Last Updated: Tuesday, January 11, 2011 | 10:52 PM ET
By Greg Weston CBC News
The pipeline's proposed route would run along the Mackenzie River Valley and through a number of remote Northwest Territories communities to northern Alberta. (Rick Bowmer/Associated Press)
After almost 40 years of conflict and controversy, the massive Mackenzie Valley gas pipeline project is expected to get final government approval as early as next week with one major caveat — no federal subsidies.
Senior government sources tell CBC News the federal cabinet will give a green light to the controversial $16-billion pipeline, possibly at its next meeting.

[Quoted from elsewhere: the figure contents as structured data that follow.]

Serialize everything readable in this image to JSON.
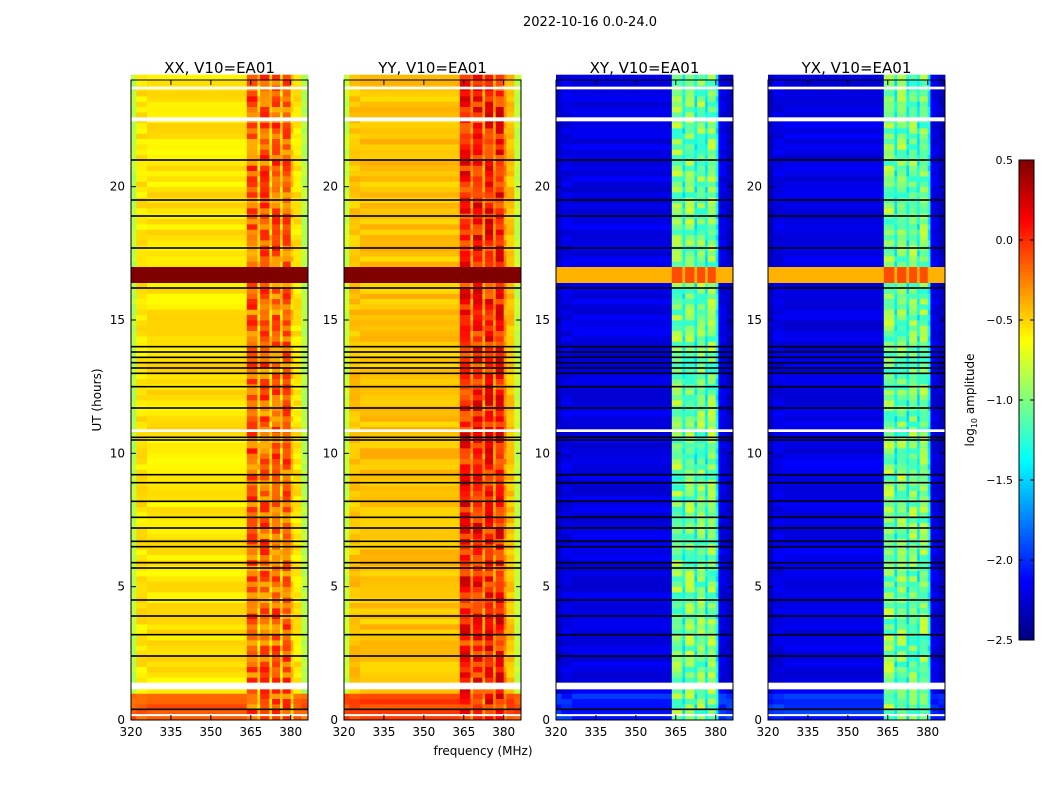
{
  "chart_data": {
    "type": "heatmap",
    "title": "2022-10-16 0.0-24.0",
    "xlabel": "frequency (MHz)",
    "ylabel": "UT (hours)",
    "xlim": [
      320,
      386.5
    ],
    "ylim": [
      0,
      24
    ],
    "xticks": [
      320,
      335,
      350,
      365,
      380
    ],
    "xtick_labels": [
      "320",
      "335",
      "350",
      "365",
      "380"
    ],
    "yticks": [
      0,
      5,
      10,
      15,
      20
    ],
    "ytick_labels": [
      "0",
      "5",
      "10",
      "15",
      "20"
    ],
    "colorbar": {
      "label_main": "log",
      "label_sub": "10",
      "label_rest": " amplitude",
      "range": [
        -2.5,
        0.5
      ],
      "ticks": [
        0.5,
        0.0,
        -0.5,
        -1.0,
        -1.5,
        -2.0,
        -2.5
      ],
      "tick_labels": [
        "0.5",
        "0.0",
        "−0.5",
        "−1.0",
        "−1.5",
        "−2.0",
        "−2.5"
      ],
      "colormap": "jet"
    },
    "band_channels_mhz": [
      [
        363.5,
        367.5
      ],
      [
        368.5,
        372
      ],
      [
        373,
        376
      ],
      [
        377,
        380
      ]
    ],
    "flagged_white_hours": [
      [
        23.65,
        23.75
      ],
      [
        22.45,
        22.6
      ],
      [
        10.8,
        10.9
      ],
      [
        1.15,
        1.4
      ],
      [
        0.15,
        0.22
      ]
    ],
    "black_line_hours": [
      21.0,
      19.5,
      18.9,
      17.7,
      16.2,
      14.0,
      13.8,
      13.6,
      13.4,
      13.2,
      13.0,
      12.5,
      11.7,
      10.6,
      10.5,
      9.2,
      8.9,
      8.2,
      7.6,
      7.2,
      6.7,
      6.5,
      5.9,
      5.7,
      4.5,
      3.9,
      3.2,
      2.4,
      0.4
    ],
    "rfi_burst_hours": [
      16.3,
      17.0
    ],
    "panels": [
      {
        "title": "XX, V10=EA01",
        "background": -0.55,
        "edge": -0.85,
        "band": -0.15,
        "burst": 0.5,
        "low_hours_level": -0.15
      },
      {
        "title": "YY, V10=EA01",
        "background": -0.45,
        "edge": -0.8,
        "band": 0.05,
        "burst": 0.5,
        "low_hours_level": -0.1
      },
      {
        "title": "XY, V10=EA01",
        "background": -2.2,
        "edge": -2.3,
        "band": -1.0,
        "burst": -0.1,
        "low_hours_level": -2.0
      },
      {
        "title": "YX, V10=EA01",
        "background": -2.2,
        "edge": -2.3,
        "band": -1.0,
        "burst": -0.1,
        "low_hours_level": -2.0
      }
    ]
  }
}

While government approval would cap four decades of studies and delays since the Mackenzie project was first proposed, the pipeline could remain a pipe dream for years to come.
Even with final federal approvals, the big issue now is whether the project still makes economic sense without hefty public subsidies the Conservative government is apparently unwilling to provide.
The 1,200-kilometre pipeline from the Beaufort Sea to northern Alberta is being proposed by a private consortium of corporations and aboriginal groups, headed by Imperial Oil.
Proponents of the project have long argued that governments should be paying partners, since the pipeline would provide a huge economic boost to the North, and create thousands of jobs both in the Arctic and among Canadian suppliers elsewhere across the country.